My favourate boat must be the SuperStar Leo, biggest cruise ship in Asia. It has great crew, facilities, good cabins and can cruise smmothly at 25 knts.
XQF From , joined Dec 1969, posts, RR: Reply 15, posted (13 years 5 months 2 weeks 1 day 3 hours ago) and read 620 times:
I have been a lucky boy indeed, i love airlines and aircraft and so I have worked for Qantas and now work for British Airways. But when i took my year off and went to Canada i worked for Princess Cruises - "It's More Than Just a Cruise, It's The Love Boat". I loved working for them.
So my favourite ship would have to be the Dawn Princess. She is beautiful and grand. The reason she was my favourite (we handled 5 other Princess ships a week - The Sky Princess, Sea Princess, Regal Princess, Crown Princess & Sun Princess) was the crew, they are awesome.

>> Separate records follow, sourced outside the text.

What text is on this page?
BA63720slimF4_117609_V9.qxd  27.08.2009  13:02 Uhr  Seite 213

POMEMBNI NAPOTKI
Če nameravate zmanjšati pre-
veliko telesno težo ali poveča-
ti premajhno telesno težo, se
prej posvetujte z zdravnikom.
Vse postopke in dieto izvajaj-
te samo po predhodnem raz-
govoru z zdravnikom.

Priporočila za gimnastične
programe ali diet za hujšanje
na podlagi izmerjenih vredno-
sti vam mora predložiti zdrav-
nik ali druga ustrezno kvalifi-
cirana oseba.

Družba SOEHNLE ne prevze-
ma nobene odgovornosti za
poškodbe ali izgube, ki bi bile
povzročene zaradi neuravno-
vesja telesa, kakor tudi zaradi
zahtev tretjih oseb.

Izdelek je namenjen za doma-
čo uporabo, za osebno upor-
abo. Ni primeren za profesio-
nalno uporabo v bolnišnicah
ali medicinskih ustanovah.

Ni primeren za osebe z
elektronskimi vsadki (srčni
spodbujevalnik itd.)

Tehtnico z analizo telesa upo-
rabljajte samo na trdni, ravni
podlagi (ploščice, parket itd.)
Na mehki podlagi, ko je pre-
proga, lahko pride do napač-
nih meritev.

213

My colleague (and best friend) and I actually went down to Portland, Oregon at the end of the Alaska season when the Dawn was in dry dock and partied with them.

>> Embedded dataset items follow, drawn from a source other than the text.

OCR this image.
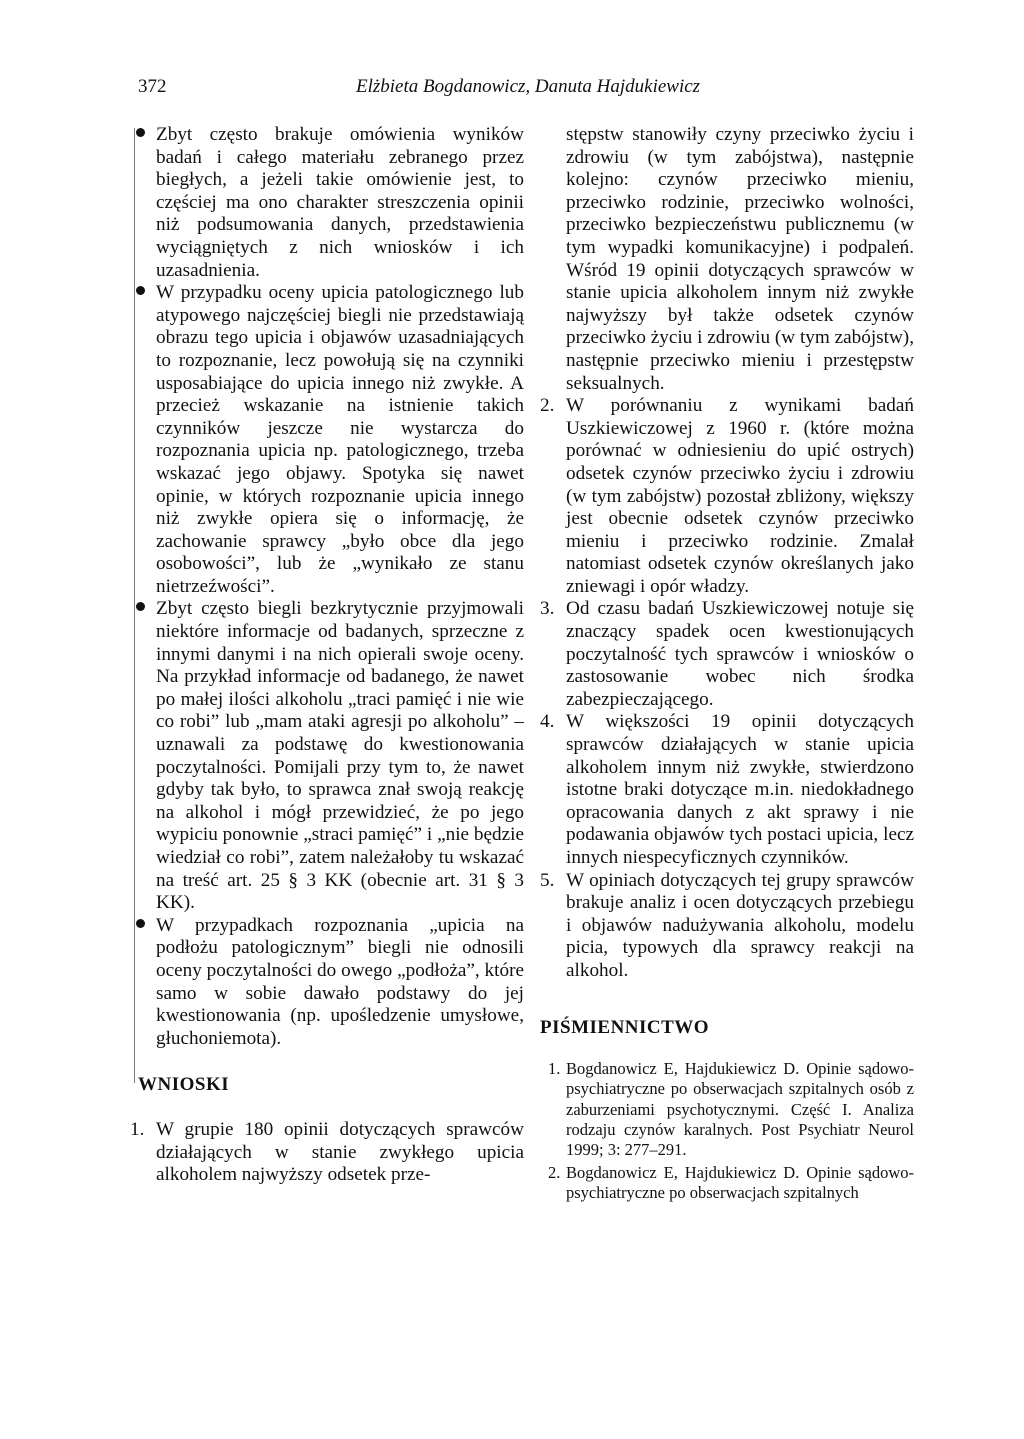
372	Elżbieta Bogdanowicz, Danuta Hajdukiewicz

Zbyt często brakuje omówienia wyników badań i całego materiału zebranego przez biegłych, a jeżeli takie omówienie jest, to częściej ma ono charakter streszczenia opinii niż podsumowania danych, przedstawienia wyciągniętych z nich wniosków i ich uzasadnienia.

W przypadku oceny upicia patologicznego lub atypowego najczęściej biegli nie przedstawiają obrazu tego upicia i objawów uzasadniających to rozpoznanie, lecz powołują się na czynniki usposabiające do upicia innego niż zwykłe. A przecież wskazanie na istnienie takich czynników jeszcze nie wystarcza do rozpoznania upicia np. patologicznego, trzeba wskazać jego objawy. Spotyka się nawet opinie, w których rozpoznanie upicia innego niż zwykłe opiera się o informację, że zachowanie sprawcy „było obce dla jego osobowości”, lub że „wynikało ze stanu nietrzeźwości”.

Zbyt często biegli bezkrytycznie przyjmowali niektóre informacje od badanych, sprzeczne z innymi danymi i na nich opierali swoje oceny. Na przykład informacje od badanego, że nawet po małej ilości alkoholu „traci pamięć i nie wie co robi” lub „mam ataki agresji po alkoholu” – uznawali za podstawę do kwestionowania poczytalności. Pomijali przy tym to, że nawet gdyby tak było, to sprawca znał swoją reakcję na alkohol i mógł przewidzieć, że po jego wypiciu ponownie „straci pamięć” i „nie będzie wiedział co robi”, zatem należałoby tu wskazać na treść art. 25 § 3 KK (obecnie art. 31 § 3 KK).

W przypadkach rozpoznania „upicia na podłożu patologicznym” biegli nie odnosili oceny poczytalności do owego „podłoża”, które samo w sobie dawało podstawy do jej kwestionowania (np. upośledzenie umysłowe, głuchoniemota).

WNIOSKI
1. W grupie 180 opinii dotyczących sprawców działających w stanie zwykłego upicia alkoholem najwyższy odsetek prze-

stępstw stanowiły czyny przeciwko życiu i zdrowiu (w tym zabójstwa), następnie kolejno: czynów przeciwko mieniu, przeciwko rodzinie, przeciwko wolności, przeciwko bezpieczeństwu publicznemu (w tym wypadki komunikacyjne) i podpaleń. Wśród 19 opinii dotyczących sprawców w stanie upicia alkoholem innym niż zwykłe najwyższy był także odsetek czynów przeciwko życiu i zdrowiu (w tym zabójstw), następnie przeciwko mieniu i przestępstw seksualnych.

2. W porównaniu z wynikami badań Uszkiewiczowej z 1960 r. (które można porównać w odniesieniu do upić ostrych) odsetek czynów przeciwko życiu i zdrowiu (w tym zabójstw) pozostał zbliżony, większy jest obecnie odsetek czynów przeciwko mieniu i przeciwko rodzinie. Zmalał natomiast odsetek czynów określanych jako zniewagi i opór władzy.

3. Od czasu badań Uszkiewiczowej notuje się znaczący spadek ocen kwestionujących poczytalność tych sprawców i wniosków o zastosowanie wobec nich środka zabezpieczającego.

4. W większości 19 opinii dotyczących sprawców działających w stanie upicia alkoholem innym niż zwykłe, stwierdzono istotne braki dotyczące m.in. niedokładnego opracowania danych z akt sprawy i nie podawania objawów tych postaci upicia, lecz innych niespecyficznych czynników.

5. W opiniach dotyczących tej grupy sprawców brakuje analiz i ocen dotyczących przebiegu i objawów nadużywania alkoholu, modelu picia, typowych dla sprawcy reakcji na alkohol.

PIŚMIENNICTWO
1. Bogdanowicz E, Hajdukiewicz D. Opinie sądowo-psychiatryczne po obserwacjach szpitalnych osób z zaburzeniami psychotycznymi. Część I. Analiza rodzaju czynów karalnych. Post Psychiatr Neurol 1999; 3: 277–291.

2. Bogdanowicz E, Hajdukiewicz D. Opinie sądowo-psychiatryczne po obserwacjach szpitalnych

check her and all the others out at
(including the Grand Princess - the largest cruise ship ever built!! The Grand is so big you could fit 3 747's and a 737 inside!!)

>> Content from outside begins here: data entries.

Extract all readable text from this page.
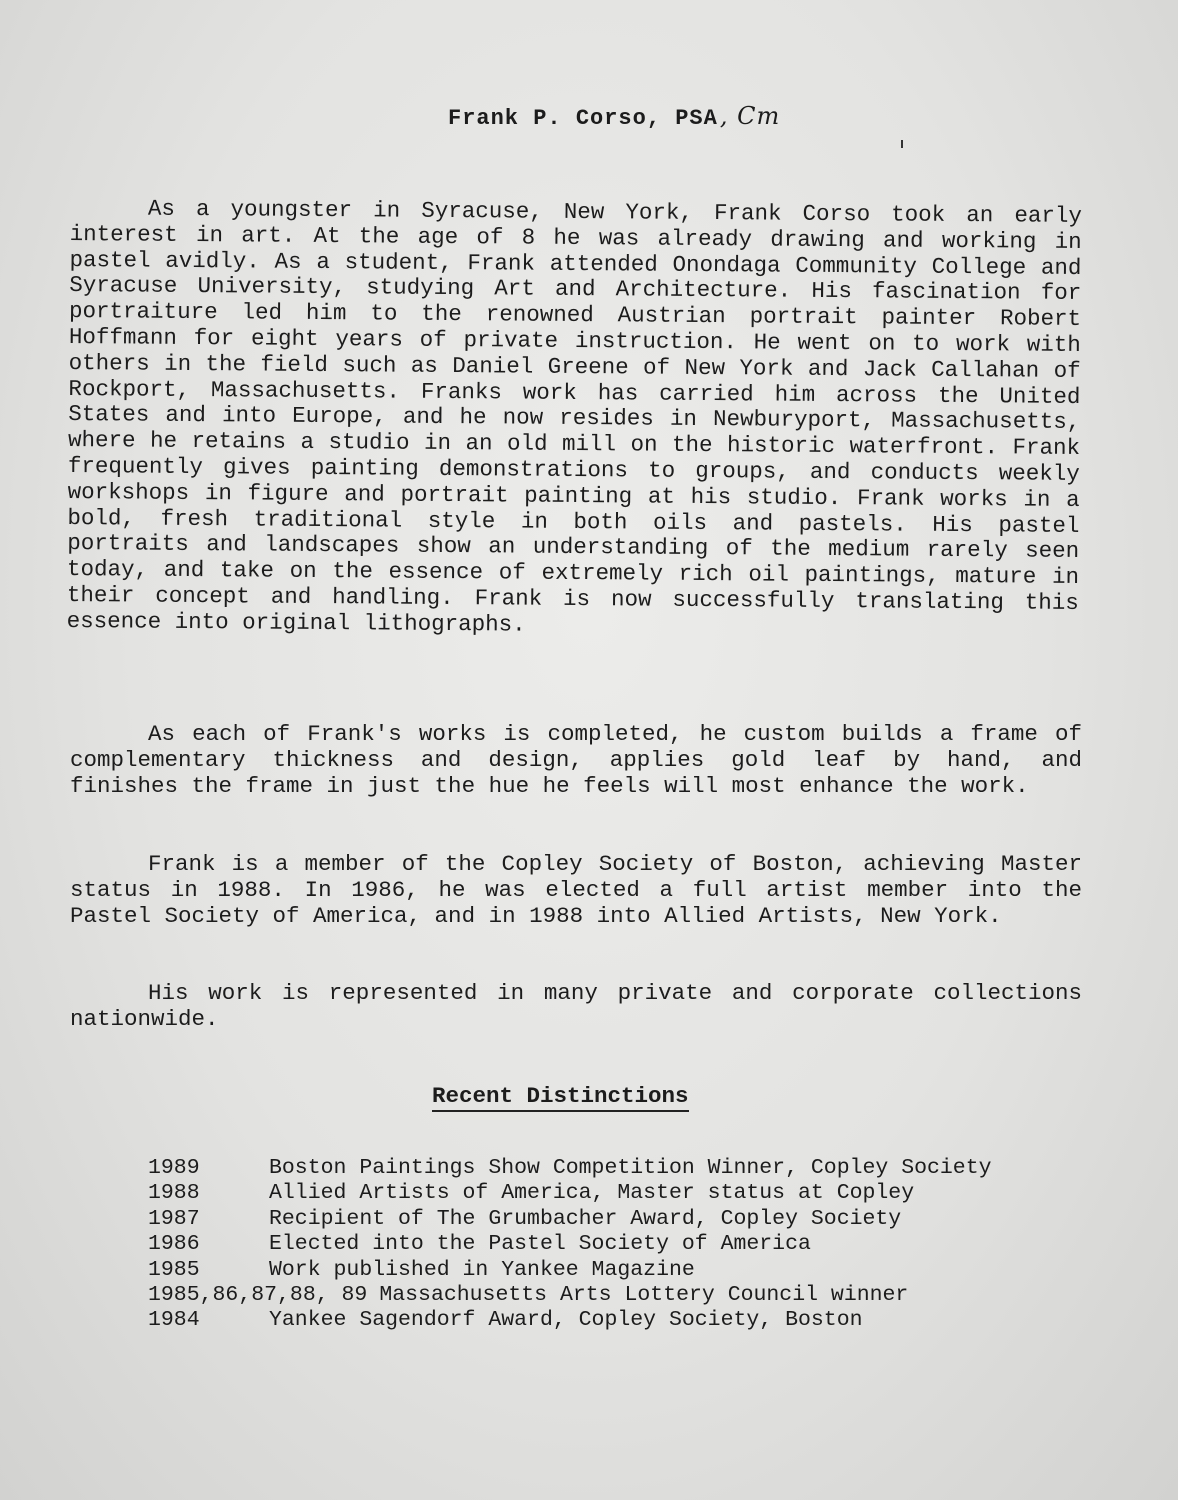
Frank P. Corso, PSA, Cm

As a youngster in Syracuse, New York, Frank Corso took an early interest in art. At the age of 8 he was already drawing and working in pastel avidly. As a student, Frank attended Onondaga Community College and Syracuse University, studying Art and Architecture. His fascination for portraiture led him to the renowned Austrian portrait painter Robert Hoffmann for eight years of private instruction. He went on to work with others in the field such as Daniel Greene of New York and Jack Callahan of Rockport, Massachusetts. Franks work has carried him across the United States and into Europe, and he now resides in Newburyport, Massachusetts, where he retains a studio in an old mill on the historic waterfront. Frank frequently gives painting demonstrations to groups, and conducts weekly workshops in figure and portrait painting at his studio. Frank works in a bold, fresh traditional style in both oils and pastels. His pastel portraits and landscapes show an understanding of the medium rarely seen today, and take on the essence of extremely rich oil paintings, mature in their concept and handling. Frank is now successfully translating this essence into original lithographs.

As each of Frank's works is completed, he custom builds a frame of complementary thickness and design, applies gold leaf by hand, and finishes the frame in just the hue he feels will most enhance the work.

Frank is a member of the Copley Society of Boston, achieving Master status in 1988. In 1986, he was elected a full artist member into the Pastel Society of America, and in 1988 into Allied Artists, New York.

His work is represented in many private and corporate collections nationwide.

Recent Distinctions
1989	Boston Paintings Show Competition Winner, Copley Society
1988	Allied Artists of America, Master status at Copley
1987	Recipient of The Grumbacher Award, Copley Society
1986	Elected into the Pastel Society of America
1985	Work published in Yankee Magazine
1985,86,87,88, 89 Massachusetts Arts Lottery Council winner
1984	Yankee Sagendorf Award, Copley Society, Boston
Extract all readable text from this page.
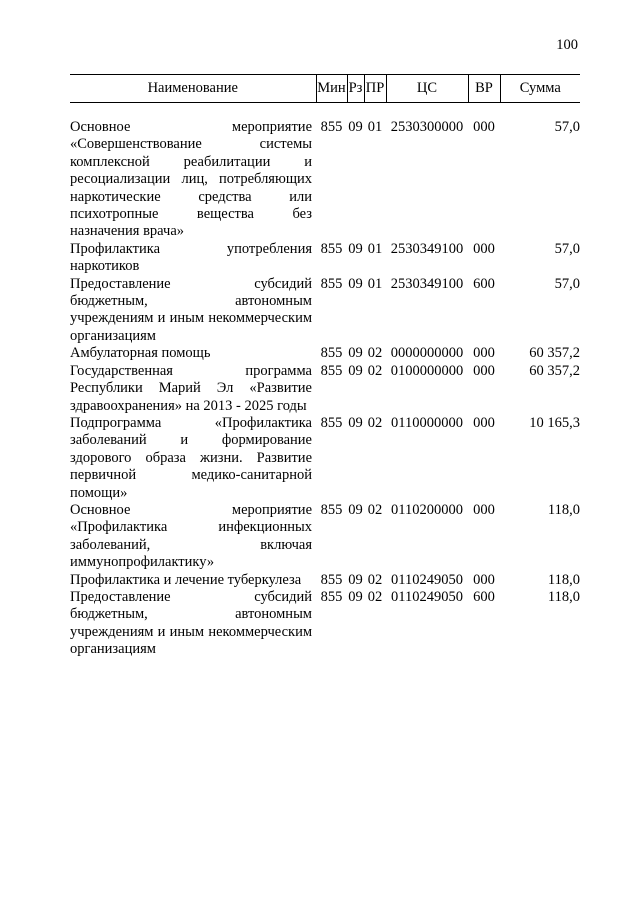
100
Наименование	Мин	Рз	ПР	ЦС	ВР	Сумма

Основное мероприятие «Совершенствование системы комплексной реабилитации и ресоциализации лиц, потребляющих наркотические средства или психотропные вещества без назначения врача»	855	09	01	2530300000	000	57,0
Профилактика употребления наркотиков	855	09	01	2530349100	000	57,0
Предоставление субсидий бюджетным, автономным учреждениям и иным некоммерческим организациям	855	09	01	2530349100	600	57,0
Амбулаторная помощь	855	09	02	0000000000	000	60 357,2
Государственная программа Республики Марий Эл «Развитие здравоохранения» на 2013 - 2025 годы	855	09	02	0100000000	000	60 357,2
Подпрограмма «Профилактика заболеваний и формирование здорового образа жизни. Развитие первичной медико-санитарной помощи»	855	09	02	0110000000	000	10 165,3
Основное мероприятие «Профилактика инфекционных заболеваний, включая иммунопрофилактику»	855	09	02	0110200000	000	118,0
Профилактика и лечение туберкулеза	855	09	02	0110249050	000	118,0
Предоставление субсидий бюджетным, автономным учреждениям и иным некоммерческим организациям	855	09	02	0110249050	600	118,0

N-156F From , joined Dec 1969, posts, RR: Reply 16, posted (13 years 5 months 1 week 5 days 16 hours ago) and read 611 times:
My favorite ship? USS Enterprise. NCC-1701
Seriously, my favorite ship is probably the RMS Brittanic. The ship was excellent, and benefitted immensely from Titanic's failure, and was unfortunately torpedoed in the Mediterranean by a German U-Boat. Someone made a comment about "How can you like the Brittanic?...it sank in half the time of the Titanic?"
You get shot by a few torpedoes and see how long you stay afloat. I'd assume considerably longer than if you'd done 12 sq. ft. of damage to an iceberg and taken too long to notice the irreversible flooding.
N863DA From United States of America, joined Sep 2004, 48 posts, RR: 6 Reply 17, posted (13 years 5 months 1 week 5 days 15 hours ago) and read 609 times:
OK let's just clear something up here.
Titanic was sunk in two hours forty minutes by an iceberg that caused a total of around 9 square feet of damage to the hull.
Brittanic hit a MINE laid in the Kea Channel (by U-21), which blew away some of the port side. The explosion from the mine was relatively minor, but the coal dust in the hull (the ship being at the end of it's voyage to pick up injured Allied servicemen from Crete) ignited and blew most of the forward port side away - a hole about 150 feet wide. It is truly a tribute to the Brittanic that it stayed afloat for 21 minutes.
Another reason it sank faster is because the engines were put at Full Steam Ahead by the Captain who decided that he would do his damndest to beach the ship on the coast, less than two miles away. Needless to say he failed, and this was the main cause of casualties - nobody told the evacuees from the ship, now in the lifeboats on the ocean surface, that the ship was trying to steam away. The lifeboats were sucked by the propwash into the props, and destroyed by them.
And yes they can now prove that it was a mine and not a topedo because Robert Ballard found the mine chain and anchor.
And the greatest ship of all time remains the SS United States. The most amazing ship ever!
Surf From , joined Dec 1969, posts, RR: Reply 18, posted (13 years 4 months 2 weeks 14 hours ago) and read 596 times:
NORMANDIE NORMANDIE NORMANDIE NORMANDIE
The United States was just fast..that's all..the decoration and the interior design were so spare and dull. I can agree it was the fastest ship, becuase it is true, but that ship can never never compare to the Normandie in terms of elegance and style.